When he was 23 and snarling “It doesn’t matter if we all die” on the opening track of 1982’s Pornography – it seemed bratty and nihilistic. Now, on the SOALW opener Alone he gives us “This is the end of every song that we sing…” In context, this isn’t a dramatic musing on death – it’s a legitimate grappling with “THE END”. Watching your loved ones die…a very sober reminder that death is real and inescapable.
There are 8 tracks on the album, which to fans waiting for almost two decades might seem disappointing. The runtime is 49 minutes, with the closing track Endsong clocking in at a glacial 10 minutes. Eight is enough. It feels curated and intentional. There is no filler here. It sounds very much like a Cure album…you know, one of the more brooding ones. It’s almost as if Leonard Cohen’s You Want It Darker would have worked as a title – “Oh you want a Cure record? We will give you a CURE RECORD – get in loser, we are going crying.”

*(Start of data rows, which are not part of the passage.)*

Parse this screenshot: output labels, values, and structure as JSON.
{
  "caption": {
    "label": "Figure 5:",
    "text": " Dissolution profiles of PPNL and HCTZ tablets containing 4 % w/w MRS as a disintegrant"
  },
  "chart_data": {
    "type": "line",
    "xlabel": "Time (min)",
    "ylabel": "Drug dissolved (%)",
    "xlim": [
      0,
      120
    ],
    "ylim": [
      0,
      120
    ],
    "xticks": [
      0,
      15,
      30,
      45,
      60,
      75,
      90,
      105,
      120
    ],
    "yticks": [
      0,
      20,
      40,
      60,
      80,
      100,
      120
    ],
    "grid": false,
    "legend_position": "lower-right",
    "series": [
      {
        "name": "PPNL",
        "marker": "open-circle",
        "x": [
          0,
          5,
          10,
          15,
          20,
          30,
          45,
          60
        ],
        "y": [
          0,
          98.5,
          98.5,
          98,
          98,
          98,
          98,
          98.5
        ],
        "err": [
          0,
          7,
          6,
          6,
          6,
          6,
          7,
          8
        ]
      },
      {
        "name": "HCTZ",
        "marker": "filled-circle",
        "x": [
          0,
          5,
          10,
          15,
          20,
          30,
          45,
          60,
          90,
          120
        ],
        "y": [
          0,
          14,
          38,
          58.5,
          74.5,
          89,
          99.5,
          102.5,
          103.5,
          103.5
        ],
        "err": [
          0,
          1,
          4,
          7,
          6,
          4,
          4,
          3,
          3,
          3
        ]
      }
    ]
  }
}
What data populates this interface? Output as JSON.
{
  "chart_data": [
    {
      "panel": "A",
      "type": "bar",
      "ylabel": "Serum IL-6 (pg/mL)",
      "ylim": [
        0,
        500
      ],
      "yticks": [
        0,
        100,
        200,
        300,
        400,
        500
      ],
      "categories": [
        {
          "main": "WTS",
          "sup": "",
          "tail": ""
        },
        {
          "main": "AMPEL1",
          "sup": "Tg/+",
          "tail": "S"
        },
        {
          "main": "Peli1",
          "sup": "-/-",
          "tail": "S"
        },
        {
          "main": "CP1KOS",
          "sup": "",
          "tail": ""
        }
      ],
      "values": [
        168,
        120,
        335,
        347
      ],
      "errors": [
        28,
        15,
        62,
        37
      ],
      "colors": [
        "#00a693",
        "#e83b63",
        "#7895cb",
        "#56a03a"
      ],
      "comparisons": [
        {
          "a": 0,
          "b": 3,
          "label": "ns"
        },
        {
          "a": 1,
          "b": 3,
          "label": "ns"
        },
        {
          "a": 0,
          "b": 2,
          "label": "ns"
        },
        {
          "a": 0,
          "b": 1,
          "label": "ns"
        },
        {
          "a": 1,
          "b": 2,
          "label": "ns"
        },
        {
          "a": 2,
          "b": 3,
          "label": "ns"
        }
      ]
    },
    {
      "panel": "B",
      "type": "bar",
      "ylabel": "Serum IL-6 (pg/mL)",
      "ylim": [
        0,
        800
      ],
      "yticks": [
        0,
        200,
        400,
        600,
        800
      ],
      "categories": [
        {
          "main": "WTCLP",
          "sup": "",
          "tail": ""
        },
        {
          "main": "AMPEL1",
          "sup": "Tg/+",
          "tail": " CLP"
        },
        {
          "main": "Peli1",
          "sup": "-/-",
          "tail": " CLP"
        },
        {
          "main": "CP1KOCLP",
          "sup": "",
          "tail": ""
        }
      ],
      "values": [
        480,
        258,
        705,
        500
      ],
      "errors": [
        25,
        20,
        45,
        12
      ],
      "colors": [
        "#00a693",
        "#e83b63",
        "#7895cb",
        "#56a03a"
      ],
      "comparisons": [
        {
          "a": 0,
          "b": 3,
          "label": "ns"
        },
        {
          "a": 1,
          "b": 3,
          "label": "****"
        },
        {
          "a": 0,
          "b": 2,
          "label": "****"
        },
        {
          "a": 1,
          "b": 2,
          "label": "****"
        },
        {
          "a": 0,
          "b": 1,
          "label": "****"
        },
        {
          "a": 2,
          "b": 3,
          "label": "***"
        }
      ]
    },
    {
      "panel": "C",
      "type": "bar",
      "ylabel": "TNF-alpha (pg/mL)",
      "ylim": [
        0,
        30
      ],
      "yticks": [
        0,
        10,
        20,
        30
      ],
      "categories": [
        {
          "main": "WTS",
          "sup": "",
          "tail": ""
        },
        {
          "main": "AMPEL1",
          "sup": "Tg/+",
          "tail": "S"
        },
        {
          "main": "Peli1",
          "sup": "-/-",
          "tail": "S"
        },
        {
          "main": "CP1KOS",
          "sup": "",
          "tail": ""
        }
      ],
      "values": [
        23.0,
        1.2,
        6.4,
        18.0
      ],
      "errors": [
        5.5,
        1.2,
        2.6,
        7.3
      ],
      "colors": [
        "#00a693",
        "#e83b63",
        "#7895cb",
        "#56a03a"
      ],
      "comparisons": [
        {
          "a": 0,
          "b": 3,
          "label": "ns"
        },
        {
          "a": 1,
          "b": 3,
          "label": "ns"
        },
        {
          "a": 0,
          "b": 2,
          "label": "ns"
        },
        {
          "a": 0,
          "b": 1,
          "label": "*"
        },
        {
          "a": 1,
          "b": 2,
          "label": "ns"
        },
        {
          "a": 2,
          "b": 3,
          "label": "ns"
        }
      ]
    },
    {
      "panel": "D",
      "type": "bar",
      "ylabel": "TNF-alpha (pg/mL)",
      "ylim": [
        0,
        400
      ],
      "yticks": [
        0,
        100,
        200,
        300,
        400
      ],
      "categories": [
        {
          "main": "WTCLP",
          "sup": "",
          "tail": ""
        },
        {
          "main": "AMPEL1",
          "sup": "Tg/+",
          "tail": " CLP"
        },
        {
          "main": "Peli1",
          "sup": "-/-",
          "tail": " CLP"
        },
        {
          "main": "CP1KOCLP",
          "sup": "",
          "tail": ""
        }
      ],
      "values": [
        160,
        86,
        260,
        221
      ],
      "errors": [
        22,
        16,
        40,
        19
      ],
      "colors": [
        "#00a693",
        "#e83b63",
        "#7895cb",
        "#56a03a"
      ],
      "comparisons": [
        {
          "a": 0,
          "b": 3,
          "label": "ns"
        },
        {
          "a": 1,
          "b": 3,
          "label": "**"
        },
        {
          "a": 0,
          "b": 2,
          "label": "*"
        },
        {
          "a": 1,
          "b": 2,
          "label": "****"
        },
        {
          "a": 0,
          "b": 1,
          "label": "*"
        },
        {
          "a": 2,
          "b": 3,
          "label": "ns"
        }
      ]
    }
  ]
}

The miracle seems to be giving us what we wanted, but newer. You know, the same…but different. Make it sound like “Disintegration” but don’t insult us with some retread, Robert! And it works. “Drone:nodrone” sounds like “Fascination Street’s” angry child. Hell, “I Can Never Say Goodbye” opens with the sound of a thunderstorm…just like “The Same Deep Water As You” and it seems justified. I have listened to this album in its entirety many times over the course of a week now and it keeps getting better. It’s a statement on all the loss and regret and fear of the end that we all have. The Cure’s fans are on this journey with them, and it might be that we all have stopped romanticizing the end and embraced the sweetness of it, the regrets that come with a life lived and the anger and fear that comes with facing the inevitable. Yes – that sounds very dark and serious, and it is, but The Cure has given us a collection of songs from all the lost worlds and the extinction event can be beautiful.